Pop Free Radio scored a big success last night by booking Someone Still Loves You Boris Yeltsin, Joe Firstman and the ACBs at the Brick. More than 100 people turned out, which is quite impressive for a weeknight. Also impressive: I didn't know a one of them.
It gladdened me to see so many strangers willing to plunk down $10 for some live and mostly local music. I hope they have all now caught the concert bug and will continue to show support at rock bars all over town.
While the vast majority of last night's crowd evoked the very essence of purity -- all the tattoo-less dudes in pastel polo shirts and the long-haired ladies in tasteful, trendy skirts, a couple of rank woolly-bullies just about ruined my night when the smellier of the two engaged in the disgusting activity of transferring a jawbreaker between his mouth and three of his friends in the front row in the final minutes before SSLYBY played. But enough about that.
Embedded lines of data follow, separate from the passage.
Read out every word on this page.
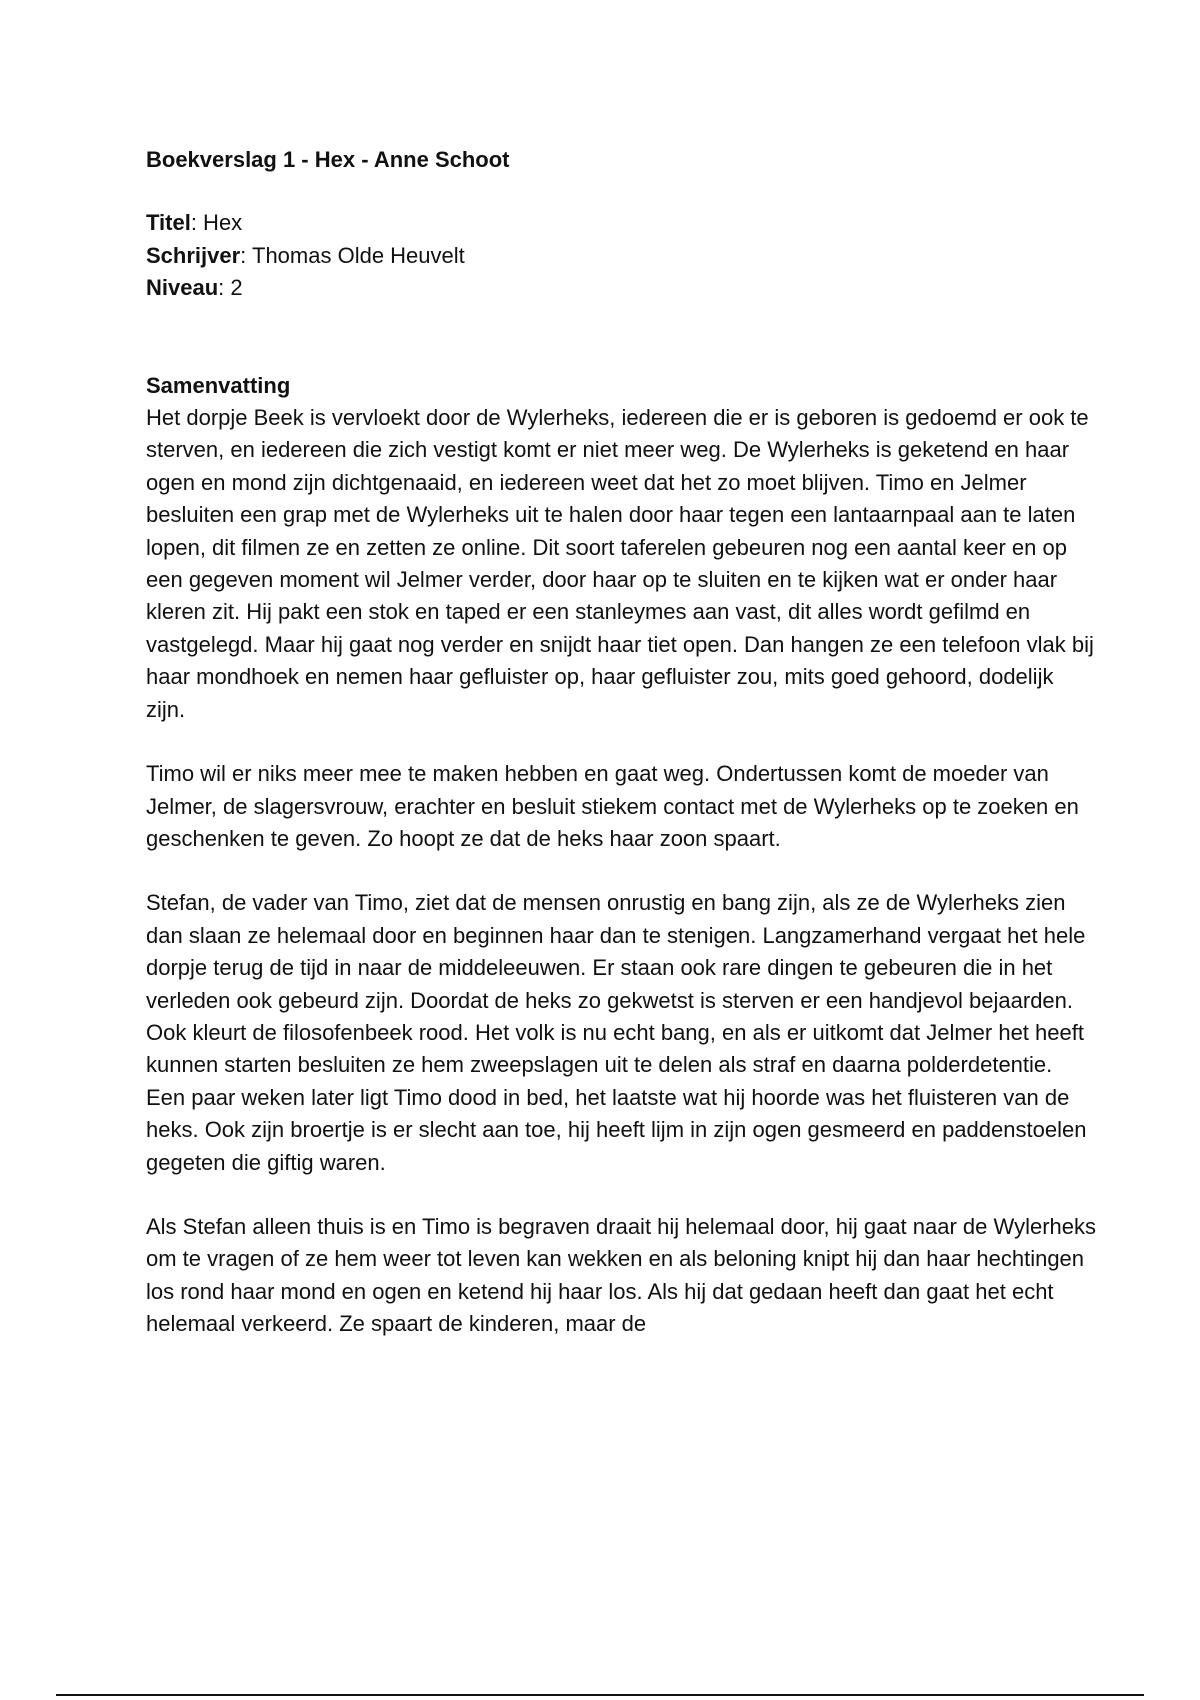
Boekverslag 1 - Hex - Anne Schoot

Titel: Hex

Schrijver: Thomas Olde Heuvelt

Niveau: 2

Samenvatting

Het dorpje Beek is vervloekt door de Wylerheks, iedereen die er is geboren is gedoemd er ook te sterven, en iedereen die zich vestigt komt er niet meer weg. De Wylerheks is geketend en haar ogen en mond zijn dichtgenaaid, en iedereen weet dat het zo moet blijven. Timo en Jelmer besluiten een grap met de Wylerheks uit te halen door haar tegen een lantaarnpaal aan te laten lopen, dit filmen ze en zetten ze online. Dit soort taferelen gebeuren nog een aantal keer en op een gegeven moment wil Jelmer verder, door haar op te sluiten en te kijken wat er onder haar kleren zit. Hij pakt een stok en taped er een stanleymes aan vast, dit alles wordt gefilmd en vastgelegd. Maar hij gaat nog verder en snijdt haar tiet open. Dan hangen ze een telefoon vlak bij haar mondhoek en nemen haar gefluister op, haar gefluister zou, mits goed gehoord, dodelijk zijn.

Timo wil er niks meer mee te maken hebben en gaat weg. Ondertussen komt de moeder van Jelmer, de slagersvrouw, erachter en besluit stiekem contact met de Wylerheks op te zoeken en geschenken te geven. Zo hoopt ze dat de heks haar zoon spaart.

Stefan, de vader van Timo, ziet dat de mensen onrustig en bang zijn, als ze de Wylerheks zien dan slaan ze helemaal door en beginnen haar dan te stenigen. Langzamerhand vergaat het hele dorpje terug de tijd in naar de middeleeuwen. Er staan ook rare dingen te gebeuren die in het verleden ook gebeurd zijn. Doordat de heks zo gekwetst is sterven er een handjevol bejaarden. Ook kleurt de filosofenbeek rood. Het volk is nu echt bang, en als er uitkomt dat Jelmer het heeft kunnen starten besluiten ze hem zweepslagen uit te delen als straf en daarna polderdetentie. Een paar weken later ligt Timo dood in bed, het laatste wat hij hoorde was het fluisteren van de heks. Ook zijn broertje is er slecht aan toe, hij heeft lijm in zijn ogen gesmeerd en paddenstoelen gegeten die giftig waren.

Als Stefan alleen thuis is en Timo is begraven draait hij helemaal door, hij gaat naar de Wylerheks om te vragen of ze hem weer tot leven kan wekken en als beloning knipt hij dan haar hechtingen los rond haar mond en ogen en ketend hij haar los. Als hij dat gedaan heeft dan gaat het echt helemaal verkeerd. Ze spaart de kinderen, maar de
I got to the show just after 10 p.m., just missing the ACBs, who Pop Free founder Chronic the Hedgehog later declared "the single strongest local band I've EVER seen!"
I went for SSLYBY, Springfield's Polyvinyl Records-signed favorite sons. I've kept tabs on this band for about three years now, and their sugar just keeps getting sweeter and more refined. That's cool. I like catchy pop songs like "Think I Wanna Die," the first single off SSLYBY's most recent album Pershing. But there's a moody vulnerability to the songs on Broom, the band's 2006 bedroom recording, that I have to say I prefer. It's just a tad more fun to listen for the poppy nugget in the loose, imperfect songs than it is to have the polished hooks all laid out plain.
That's probably why I walked away last night stoked to have discovered middle act Joe Firstman. The California dude used to lead the house band on Last Call with Carson Daly. As he performed scratchy country folk songs, accompanied by a hairy man on an upright bass, the Hollywood tie seemed almost hard to believe. But Firstman and his two bandmates, with their harmonies, harmonica and bluesy acoustica evoked true grit. Check out the track "Mr. Winston" on Firstman's MySpace for proof.
Although kinda fresh-faced, SSLYBY has a grit of its own, too. Even in its poppiest tracks, a hint of front-porch sensibility shines through. And, technically speaking, the band is adaptable. Every time I've seen SSLYBY, about three-quarters of the way into the set, three of the four band members trade musical responsibilities. Fortunately for me, SSLYBY served up a good helping of old material last night. And no doubt thanks to the stateside and European touring that the band's been doing a lot of over the past year, familiar favorites like "Pangea" and "House Fire" sounded tighter than ever.